These pro forma amounts may not be representative of the effects for
future years as options vest over several years and additional awards are
generally granted each year.

NOTE 4. GOODWILL AND INTANGIBLE ASSETS

The Company adopted SFAS No. 142, "Goodwill and Other Intangible Assets",
effective July 1, 2002. Under the new statement, impairment should be tested at
least annually at the reporting unit level using a two-step impairment test. The
reporting unit is the same as or one level below the operating segment level as
described in SFAS 131, "Disclosures about Segments of an Enterprise and Related
Information" (see Note 9). Under step 1 of this approach, the fair value of the
reporting unit as a whole is compared to the book value of the reporting unit
(including goodwill) and, if a deficiency exists, impairment would need to be
calculated. In step 2, the impairment is measured as the difference between the
implied fair value of goodwill and its carrying amount. The implied fair value
of goodwill is the difference between the fair value of the reporting unit as a
whole less the fair value of the reporting unit's individual assets and
liabilities, including any unrecognized intangible assets. Under this standard,
goodwill and intangibles with indefinite lives are no longer amortized. A
discounted cash flow model was used to determine the fair value of the Company's
businesses for the purpose of testing goodwill for impairment. The discount rate
used was based on a risk-adjusted weighted average cost of capital.

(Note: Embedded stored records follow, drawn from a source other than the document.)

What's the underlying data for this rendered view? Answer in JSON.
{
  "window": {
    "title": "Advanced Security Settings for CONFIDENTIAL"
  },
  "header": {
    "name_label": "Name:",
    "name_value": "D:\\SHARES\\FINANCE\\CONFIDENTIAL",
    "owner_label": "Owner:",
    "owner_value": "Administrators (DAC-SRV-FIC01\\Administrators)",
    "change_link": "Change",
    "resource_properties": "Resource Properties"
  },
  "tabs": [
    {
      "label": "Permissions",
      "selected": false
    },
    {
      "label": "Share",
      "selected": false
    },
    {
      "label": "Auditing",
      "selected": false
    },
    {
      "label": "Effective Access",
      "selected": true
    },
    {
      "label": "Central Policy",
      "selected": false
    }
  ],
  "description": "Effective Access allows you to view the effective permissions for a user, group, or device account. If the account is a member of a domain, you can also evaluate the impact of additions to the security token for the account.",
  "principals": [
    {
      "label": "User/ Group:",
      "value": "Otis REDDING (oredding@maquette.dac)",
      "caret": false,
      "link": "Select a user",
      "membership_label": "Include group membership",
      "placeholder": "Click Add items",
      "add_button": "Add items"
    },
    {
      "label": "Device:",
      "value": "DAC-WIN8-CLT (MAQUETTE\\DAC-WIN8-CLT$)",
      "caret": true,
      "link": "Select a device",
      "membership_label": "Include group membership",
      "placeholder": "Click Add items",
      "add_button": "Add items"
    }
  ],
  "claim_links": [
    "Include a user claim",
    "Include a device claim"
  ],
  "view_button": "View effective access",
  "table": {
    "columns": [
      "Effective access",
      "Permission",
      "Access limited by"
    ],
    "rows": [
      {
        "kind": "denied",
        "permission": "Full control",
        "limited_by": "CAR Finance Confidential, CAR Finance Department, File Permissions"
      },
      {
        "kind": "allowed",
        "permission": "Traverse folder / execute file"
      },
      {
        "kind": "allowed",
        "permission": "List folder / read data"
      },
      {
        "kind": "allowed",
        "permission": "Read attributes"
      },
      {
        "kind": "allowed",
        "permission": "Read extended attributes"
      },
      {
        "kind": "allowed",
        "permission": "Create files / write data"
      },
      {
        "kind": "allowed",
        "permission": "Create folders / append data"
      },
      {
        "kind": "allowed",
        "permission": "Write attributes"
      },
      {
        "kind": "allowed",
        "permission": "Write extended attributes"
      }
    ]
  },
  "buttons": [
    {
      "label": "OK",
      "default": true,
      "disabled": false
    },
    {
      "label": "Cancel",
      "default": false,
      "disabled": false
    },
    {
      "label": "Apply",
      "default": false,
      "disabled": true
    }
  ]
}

As a result of this adoption and assessment, the Company recognized an
impairment loss of approximately $7.0 million ($4.2 million net of tax) during
the first quarter of fiscal 2003. This was recognized as the cumulative effect
of a change in accounting principle. This impairment results from an appraisal
valuation and relates to goodwill originally established for the acquisition of
Jewett Drug Co., which is included in the Company's wholesale drug distribution
segment.

Changes to goodwill and intangible assets during the nine-month period
ended March 31, 2004 are:



(in thousands) Goodwill Intangible Assets
---------- -----------------

Balance at June 30, 2003, net of
accumulated amortization $ 44,105 $ 1,810
Walsh acquisition 19,311 5,199
Amortization expense -- (287)
---------- ----------
Balance at March 31, 2004, net of
accumulated amortization $ 63,416 $ 6,722
========== ==========


Intangible assets totaled $6.7 million, net of accumulated amortization of
$0.6 million, at March 31, 2004. Of this amount, $0.2 million represents
intangible assets with indefinite useful lives, consisting primarily of trade
names that are not being amortized under SFAS No. 142. The remaining intangibles
relate to customer or supplier relationships and licenses. Amortization expense
for intangible assets is expected to approximate $0.7 million each year between
2004 and 2014 and $0.2 million from 2015 to 2018.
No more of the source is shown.